08th Aug, 2021 Read time 2 minutes

Company and director convicted after diving lesson

A health and safety inspector has praised emergency responders for rescuing six children who became unwell during a SCUBA diving training session.


After twelve kids from Manchester Grammar School inhaled tainted compressed air during a pool training session, Aqua Logistics Limited and its sole director Geoffrey Gordon Shearn were condemned today for their failings.

According to Wigan and Leigh Courthouse, the school kids were ill on the 26th of June 2017 while participating in an on-site scuba diving lesson in the school swimming pool. Carbon monoxide poisoning was suspected in twelve students who were brought to the hospital. One 14-year-old boy was placed in an induced coma, while another student was in critical condition.

The diving training staff had obtained refills to SCUBA cylinders supplied by Aqua Logistics Limited, according to an inquiry conducted by the Health and Safety Executive (HSE) and Greater Manchester Police. The high-pressure compressor system had been improperly installed and maintained by Aqua Logistics Limited and its sole director, Mr Shearn. Due to a fire in the filtration system, YU Diving, which taught the school students basic SCUBA diving techniques, received contaminated air.

Aqua Logistics Limited, of Enterprise Centre Two, Chester Street, Stockport, admitted to violating section 2 of the Health and Safety at Work etc. Act 1974. They were fined £9,300 and forced to pay costs of £11,000.

Geoffrey Gordon Shearn, a sole director from Stockport’s Chester Road, was found guilty of violating section 37 of the Health and Safety at Work etc. Act 1974. He was given a 12-month community order and told to pay £5,000 in costs, as well as 100 hours of unpaid work.
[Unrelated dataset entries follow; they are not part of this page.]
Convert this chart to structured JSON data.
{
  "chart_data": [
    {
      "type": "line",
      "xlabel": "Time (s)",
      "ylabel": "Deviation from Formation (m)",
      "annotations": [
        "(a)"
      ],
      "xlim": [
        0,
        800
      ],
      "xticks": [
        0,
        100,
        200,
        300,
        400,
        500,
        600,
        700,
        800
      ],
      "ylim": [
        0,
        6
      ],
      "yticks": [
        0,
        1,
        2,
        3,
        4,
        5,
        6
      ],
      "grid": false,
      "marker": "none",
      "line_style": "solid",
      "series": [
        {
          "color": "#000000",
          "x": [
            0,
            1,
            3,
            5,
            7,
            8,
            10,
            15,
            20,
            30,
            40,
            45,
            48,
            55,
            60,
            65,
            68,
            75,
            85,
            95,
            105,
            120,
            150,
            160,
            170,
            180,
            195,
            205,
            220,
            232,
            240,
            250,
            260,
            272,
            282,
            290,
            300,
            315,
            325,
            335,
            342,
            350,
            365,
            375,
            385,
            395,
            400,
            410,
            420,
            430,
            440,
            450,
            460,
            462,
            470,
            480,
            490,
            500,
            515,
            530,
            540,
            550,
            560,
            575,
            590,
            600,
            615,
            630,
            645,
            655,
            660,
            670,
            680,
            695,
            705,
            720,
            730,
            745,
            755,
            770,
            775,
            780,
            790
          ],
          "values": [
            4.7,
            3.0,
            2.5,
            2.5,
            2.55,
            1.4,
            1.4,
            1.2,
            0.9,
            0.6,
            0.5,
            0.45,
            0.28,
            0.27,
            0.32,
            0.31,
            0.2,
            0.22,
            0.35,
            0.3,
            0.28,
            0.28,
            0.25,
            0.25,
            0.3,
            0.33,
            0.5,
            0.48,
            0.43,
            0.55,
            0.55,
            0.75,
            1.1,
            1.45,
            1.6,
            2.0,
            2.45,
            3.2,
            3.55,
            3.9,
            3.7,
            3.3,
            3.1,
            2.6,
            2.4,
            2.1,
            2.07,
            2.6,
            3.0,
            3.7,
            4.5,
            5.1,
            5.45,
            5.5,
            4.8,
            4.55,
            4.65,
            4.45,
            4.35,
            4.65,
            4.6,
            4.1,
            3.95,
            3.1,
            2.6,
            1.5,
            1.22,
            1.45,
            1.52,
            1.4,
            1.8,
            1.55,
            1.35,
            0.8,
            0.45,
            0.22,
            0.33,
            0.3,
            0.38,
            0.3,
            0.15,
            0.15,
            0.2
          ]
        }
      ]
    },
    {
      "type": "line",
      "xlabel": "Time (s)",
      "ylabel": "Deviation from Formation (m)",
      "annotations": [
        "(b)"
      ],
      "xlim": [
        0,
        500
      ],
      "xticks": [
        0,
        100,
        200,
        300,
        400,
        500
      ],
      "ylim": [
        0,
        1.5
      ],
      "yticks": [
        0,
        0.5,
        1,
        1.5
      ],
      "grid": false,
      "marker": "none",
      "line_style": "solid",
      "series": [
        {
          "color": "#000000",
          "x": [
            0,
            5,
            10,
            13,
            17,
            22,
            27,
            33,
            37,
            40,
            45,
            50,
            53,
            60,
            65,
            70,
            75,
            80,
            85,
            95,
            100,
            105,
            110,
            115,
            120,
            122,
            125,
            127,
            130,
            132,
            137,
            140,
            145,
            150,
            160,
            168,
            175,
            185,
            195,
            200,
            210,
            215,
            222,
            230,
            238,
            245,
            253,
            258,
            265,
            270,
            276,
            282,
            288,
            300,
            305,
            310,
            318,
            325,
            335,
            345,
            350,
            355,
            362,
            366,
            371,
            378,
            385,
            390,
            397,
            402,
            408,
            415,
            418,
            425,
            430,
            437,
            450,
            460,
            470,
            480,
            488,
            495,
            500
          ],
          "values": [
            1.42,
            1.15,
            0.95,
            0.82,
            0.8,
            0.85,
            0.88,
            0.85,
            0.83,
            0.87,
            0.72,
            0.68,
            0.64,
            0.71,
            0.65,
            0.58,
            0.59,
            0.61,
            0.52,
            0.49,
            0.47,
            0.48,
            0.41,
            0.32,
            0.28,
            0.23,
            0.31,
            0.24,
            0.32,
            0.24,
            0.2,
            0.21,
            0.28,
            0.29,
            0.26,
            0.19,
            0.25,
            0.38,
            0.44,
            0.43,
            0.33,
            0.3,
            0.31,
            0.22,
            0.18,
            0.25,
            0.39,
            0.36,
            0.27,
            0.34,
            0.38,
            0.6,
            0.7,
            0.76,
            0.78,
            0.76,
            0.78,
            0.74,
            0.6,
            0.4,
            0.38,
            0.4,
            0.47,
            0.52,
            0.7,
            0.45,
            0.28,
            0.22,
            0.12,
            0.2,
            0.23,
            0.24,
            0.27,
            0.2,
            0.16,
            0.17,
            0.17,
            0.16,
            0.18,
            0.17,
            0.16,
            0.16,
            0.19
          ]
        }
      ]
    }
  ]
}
“This case shows the necessity of ensuring that compressed breathing air sold to the public is safe,” HSE specialist diving inspector Richard Martins said after the hearing. The quality of the air given is critical to life’s survival.

“Suppliers of breathing air to the diving community and general public should ensure that their equipment is properly installed and maintained, as well as that the air delivered is tested on a regular basis. The school employees, diving instructors, and Manchester emergency services all responded quickly, barely escaping severe tragedy.”